Depois de mais de uma década, a seca é fortemente sentida em Ovalle, um vale agrícola ao norte do Chile, onde se vê o avanço do deserto do Atacama, o mais seco do mundo.
O fenômeno da desertificação afeta 21,7% do território chileno, o equivalente a cerca de 16,3 milhões de hectares e 6,8 milhões de pessoas. Mas, aos poucos, são desenvolvidas soluções para mudar essa realidade e garantir que seus habitantes possam continuar vivendo ali.
No alto da reserva ecológica Cerro Grande, 16 painéis de nove metros quadrados cada capturam a neblina que cobre diariamente a área. Em pouco mais de uma década de operação, essa estrutura conseguiu transformar um território caracterizado pela aridez.
Entre os usos da água estão a fabricação de cerveja e a rega de árvores, promovendo regeneração e conservação ecológica do parque. São irrigadas cerca de 1.000 árvores nativas e endêmicas como o quillay, o peumo ou o guayacán, que mudaram a paisagem do lugar. O reaproveitamento é o equivalente a 1.000 a 1.500 litros de água por semana.
Capaz de coletar cerca de 540.000 litros de água por ano, é um dos parques coletores de neblina mais produtivos da América Latina.
“Este é um oásis natural de neblina, como há muitos na costa chilena”, explica à AFP Nicolás Schneider, fundador da Un Alto en el Desierto, fundação que executa e administra o projeto na Reserva Ecológica Cerro Grande de Ovalle.
A tecnologia, projetada no Chile na década de 1960, funciona através de um sistema muito simples: painéis de malha plástica, conhecida como “malha Rachel” e usada na agricultura, conseguem extrair a água condensada no nevoeiro, que cai por gravidade em tanques.
Ocasionalmente, a água também é ingerida por animais que vivem na área e, em situações de emergência hídrica, também abastece as casas da pequena cidade vizinha de Peña Blanca, para lavar roupas ou banheiros.
“Não é possível bebê-la diretamente, porque não passa por processo de purificação”, explica Schneider.

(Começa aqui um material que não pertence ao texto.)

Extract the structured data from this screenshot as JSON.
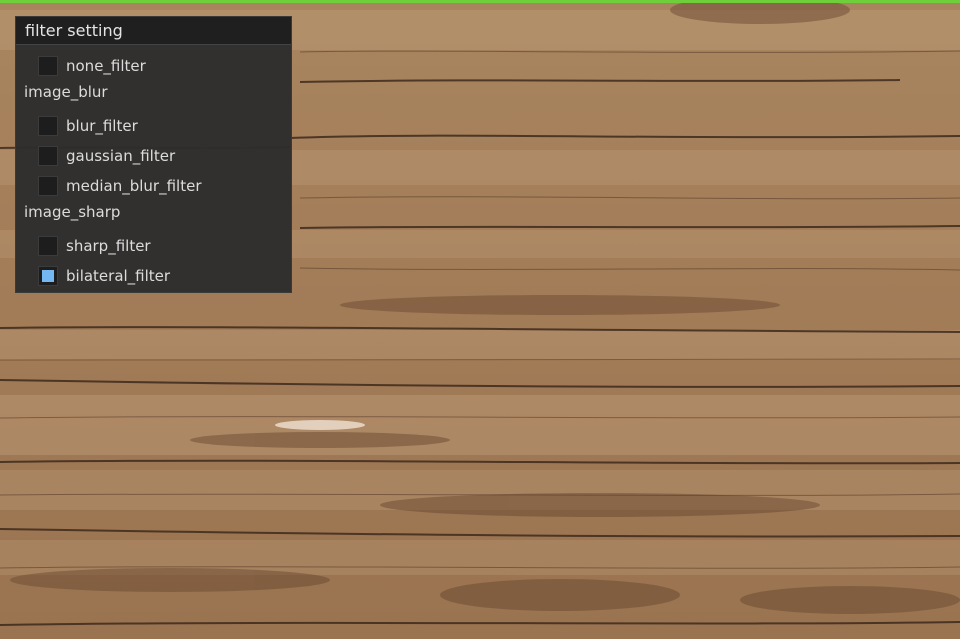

Mas um grupo de moradores de Peña Blanca, está desenvolvendo um projeto para tornar a água potável e vendê-la.
Cerveja sustentável
A cerveja Atrapaniebla tem um processo de fabricação semelhante ao de outras bebidas feitas de forma artesanal, embora a utilização deste tipo de água seja seu diferencial no mercado, explica à AFP Miguel Carcuro, um dos proprietários da empresa.
“Com o uso de captadores de neblina conseguimos um produto que incorpora o clima e a geografia deste lugar”, completa.
Só no ano passado foram produzidos 80 mil litros da bebida, atingindo vendas de US$ 186 mil. Os responsáveis por isso? Quatro painéis de captura de neblina, que fornecem entre 2.000 e 3.000 litros por semana, é incorporada diretamente no processo de maceração.
“Alguns degustadores disseram que têm pequenas notas salinas que não encontram em outras cervejas”, acrescenta, destacando a origem marinha do nevoeiro que cobre a reserva ecológica.